Per anni abbiamo misurato il tempo davanti alla televisione. Oggi dovremmo forse iniziare a misurare il tempo trascorso dentro Internet. La differenza non è solo linguistica. La televisione era un mezzo; la rete è diventata l’ambiente nel quale si svolge una parte crescente della nostra esistenza. Lavoriamo, studiamo, acquistiamo, partecipiamo alla vita pubblica, costruiamo relazioni e, sempre più spesso, dialoghiamo con sistemi di intelligenza artificiale.
È una trasformazione che Media Duemila racconta da oltre quarant’anni, osservando l’evoluzione delle tecnologie non come una semplice successione di innovazioni, ma come un cambiamento antropologico che ridefinisce il rapporto tra persone, conoscenza e società. Oggi i numeri sembrano confermare ciò che studiosi come Derrick de Kerckhove hanno descritto per anni: non viviamo più accanto alla rete, ma dentro un ecosistema cognitivo connesso.

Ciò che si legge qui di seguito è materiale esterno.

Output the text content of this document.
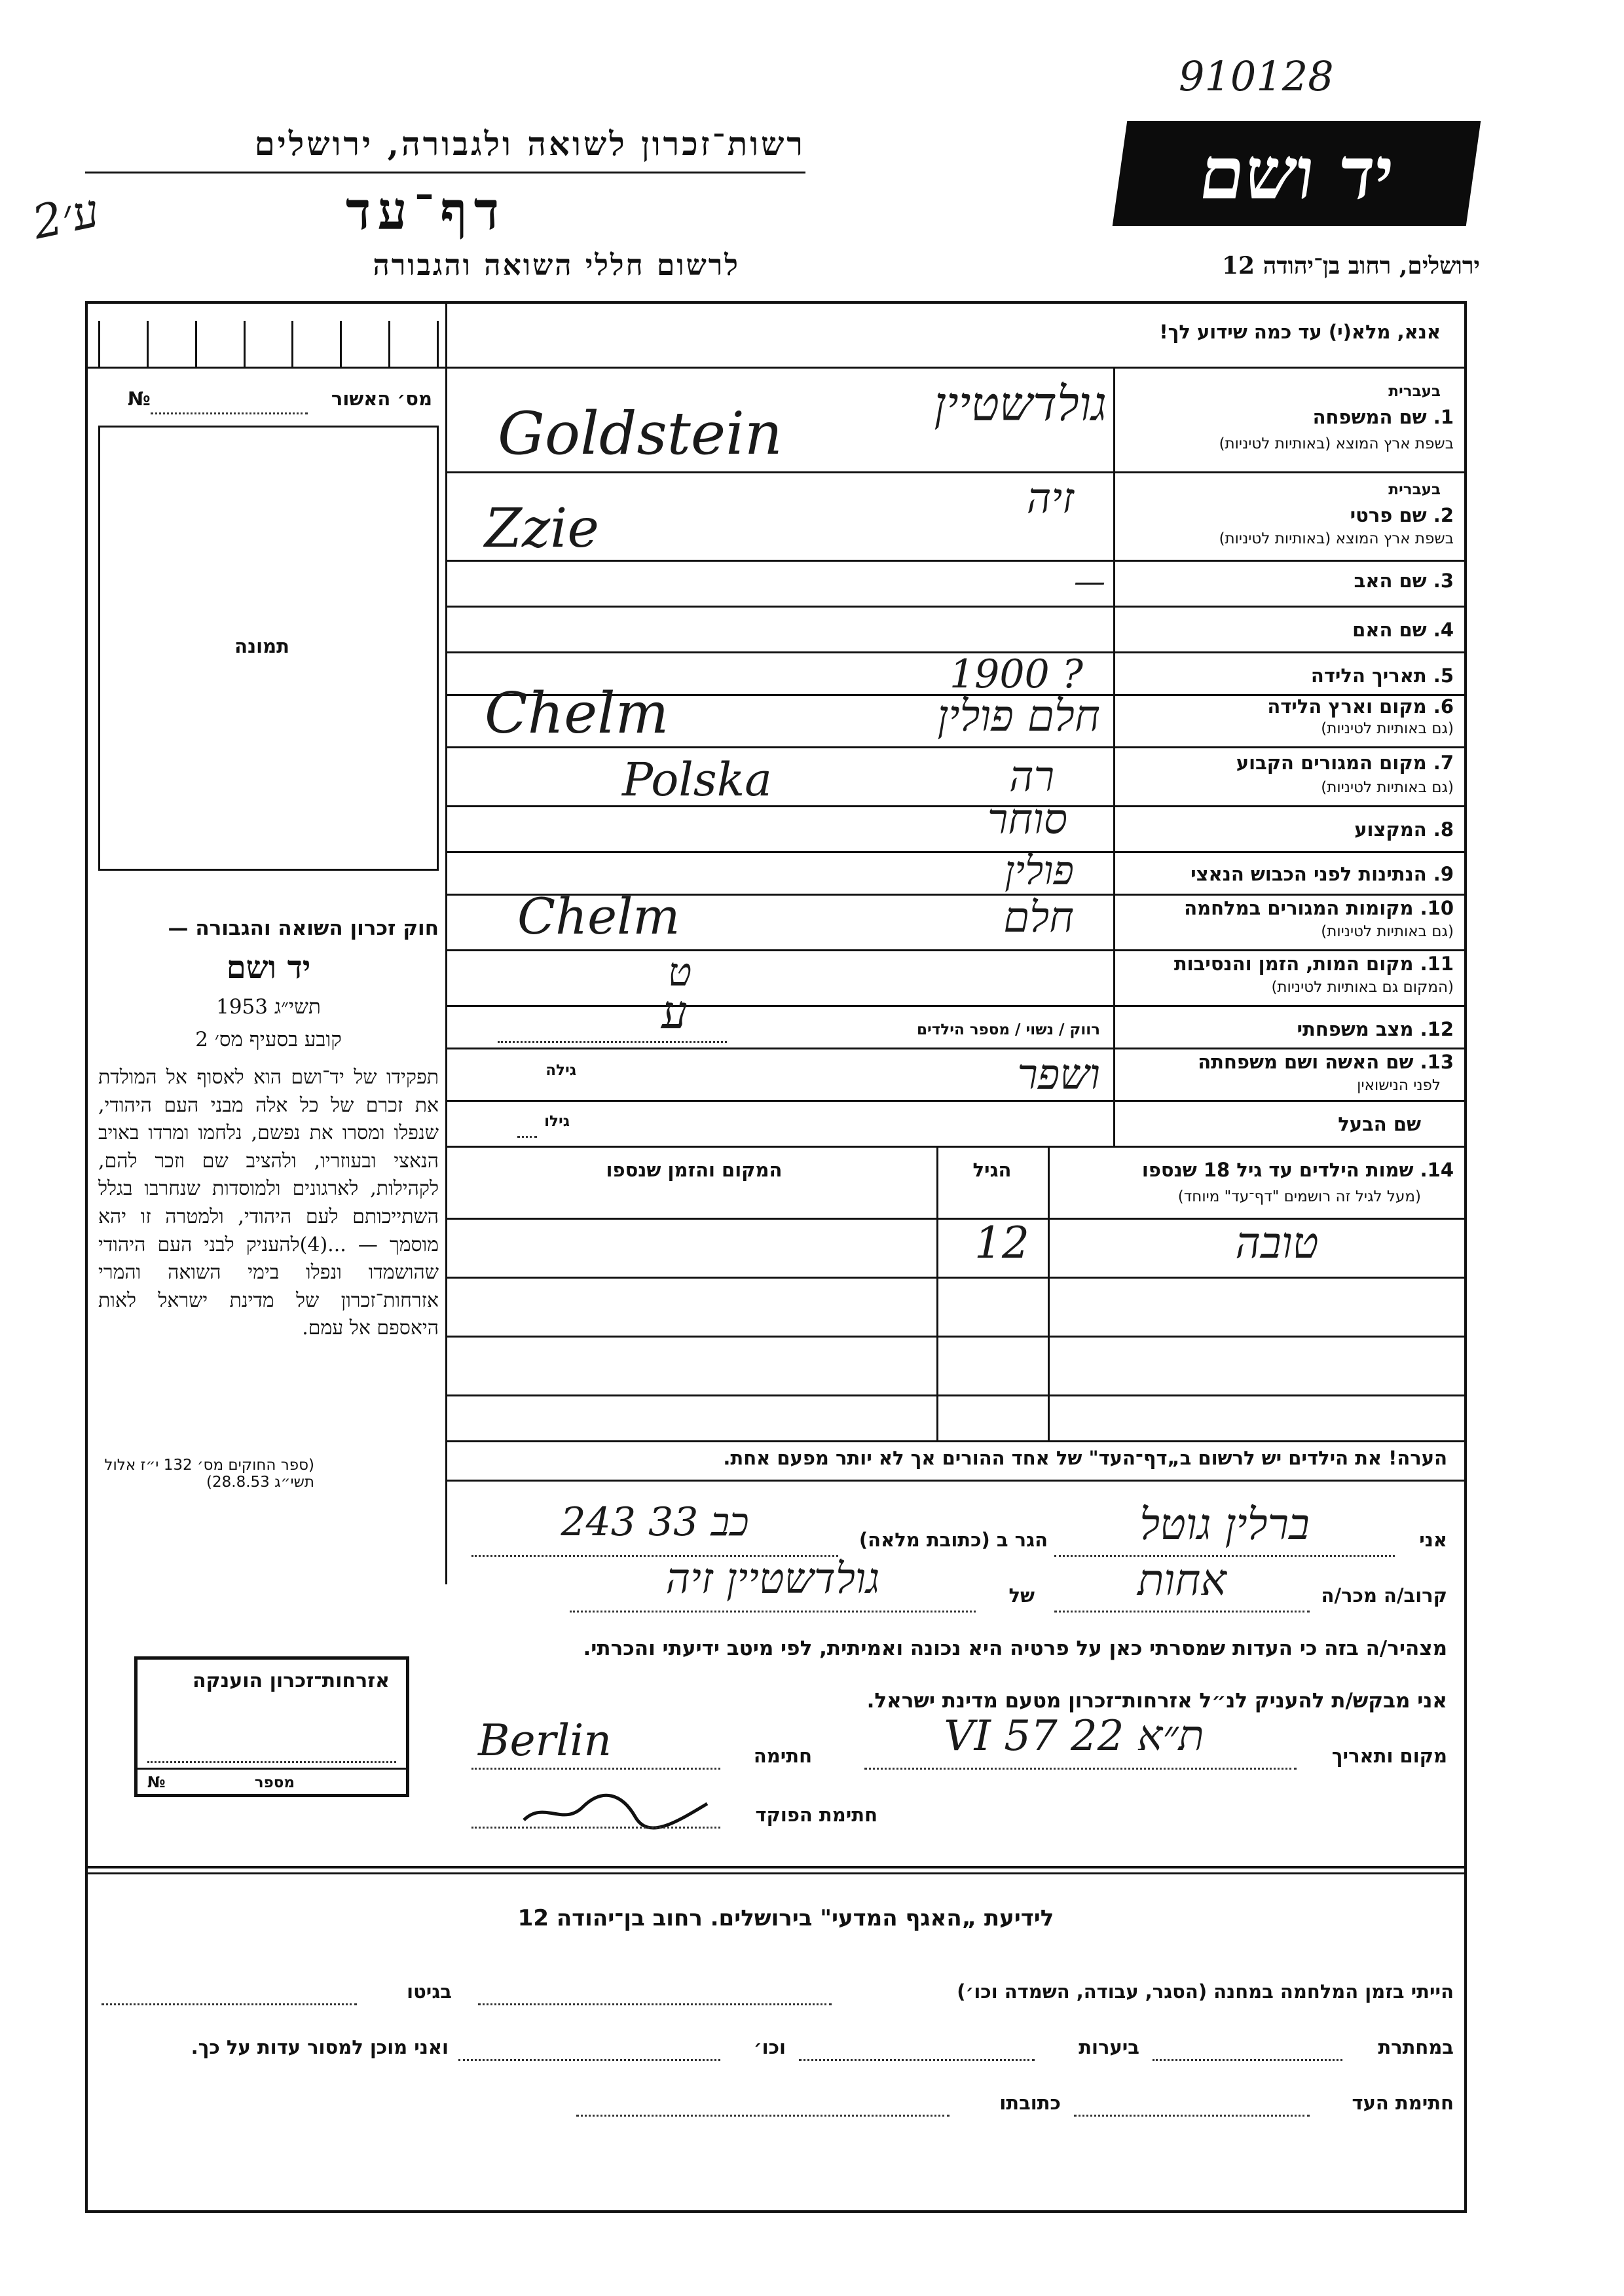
910128
ע׳2
רשות־זכרון לשואה ולגבורה, ירושלים
דף־עד
לרשום חללי השואה והגבורה
יד ושם
ירושלים, רחוב בן־יהודה 12
מס׳ האשור
№
תמונה
חוק זכרון השואה והגבורה —
יד ושם
תשי״ג 1953
קובע בסעיף מס׳ 2
תפקידו של יד־ושם הוא לאסוף אל המולדת את זכרם של כל אלה מבני העם היהודי, שנפלו ומסרו את נפשם, נלחמו ומרדו באויב הנאצי ובעוזריו, ולהציב שם וזכר להם, לקהילות, לארגונים ולמוסדות שנחרבו בגלל השתייכותם לעם היהודי, ולמטרה זו יהא מוסמך — ...(4)להעניק לבני העם היהודי שהושמדו ונפלו בימי השואה והמרי אזרחות־זכרון של מדינת ישראל לאות היאספם אל עמם.
(ספר החוקים מס׳ 132 י״ז אלול תשי״ג 28.8.53)
אזרחות־זכרון הוענקה
מספר
№
אנא, מלא(י) עד כמה שידוע לך!
1. שם המשפחה
בעברית
בשפת ארץ המוצא (באותיות לטיניות)
גולדשטיין
Goldstein
בעברית
2. שם פרטי
בשפת ארץ המוצא (באותיות לטיניות)
זיה
Zzie
3. שם האב
—
4. שם האם
5. תאריך הלידה
1900 ?
6. מקום וארץ הלידה
(גם באותיות לטיניות)
חלם פולין
Chelm
7. מקום המגורים הקבוע
(גם באותיות לטיניות)
רה
Polska
8. המקצוע
סוחר
9. הנתינות לפני הכבוש הנאצי
פולין
10. מקומות המגורים במלחמה
(גם באותיות לטיניות)
חלם
Chelm
11. מקום המות, הזמן והנסיבות
(המקום גם באותיות לטיניות)
ט
12. מצב משפחתי
רווק / נשוי / מספר הילדים
ע
13. שם האשה ושם משפחתה
לפני הנישואין
גילה	ושפר
שם הבעל
גילו
14. שמות הילדים עד גיל 18 שנספו
(מעל לגיל זה רושמים "דף־עד" מיוחד)
הגיל
המקום והזמן שנספו
טובה
12
הערה! את הילדים יש לרשום ב„דף־העד" של אחד ההורים אך לא יותר מפעם אחת.
אני
ברלין גוטל
הגר ב (כתובת מלאה)
243 כב 33
קרוב/ה מכר/ה
אחות
של
גולדשטיין זיה
מצהיר/ה בזה כי העדות שמסרתי כאן על פרטיה היא נכונה ואמיתית, לפי מיטב ידיעתי והכרתי.
אני מבקש/ת להעניק לנ״ל אזרחות־זכרון מטעם מדינת ישראל.
מקום ותאריך
ת״א 22 VI 57
חתימה
Berlin
חתימת הפוקד
לידיעת „האגף המדעי" בירושלים. רחוב בן־יהודה 12
הייתי בזמן המלחמה במחנה (הסגר, עבודה, השמדה וכו׳)
בגיטו
במחתרת
ביערות
וכו׳
ואני מוכן למסור עדות על כך.
חתימת העד
כתובתו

Una ricerca realizzata da NordVPN fotografa con efficacia questa realtà. Secondo lo studio, un italiano medio trascorrerà nell’arco della propria vita 25 anni, 6 mesi e un giorno online. Considerando un’aspettativa di vita di circa 84 anni, significa che quasi un terzo dell’esistenza sarà vissuto in uno spazio digitale.
Il tempo della connessione permanente
Il dato più interessante, però, non è soltanto quantitativo.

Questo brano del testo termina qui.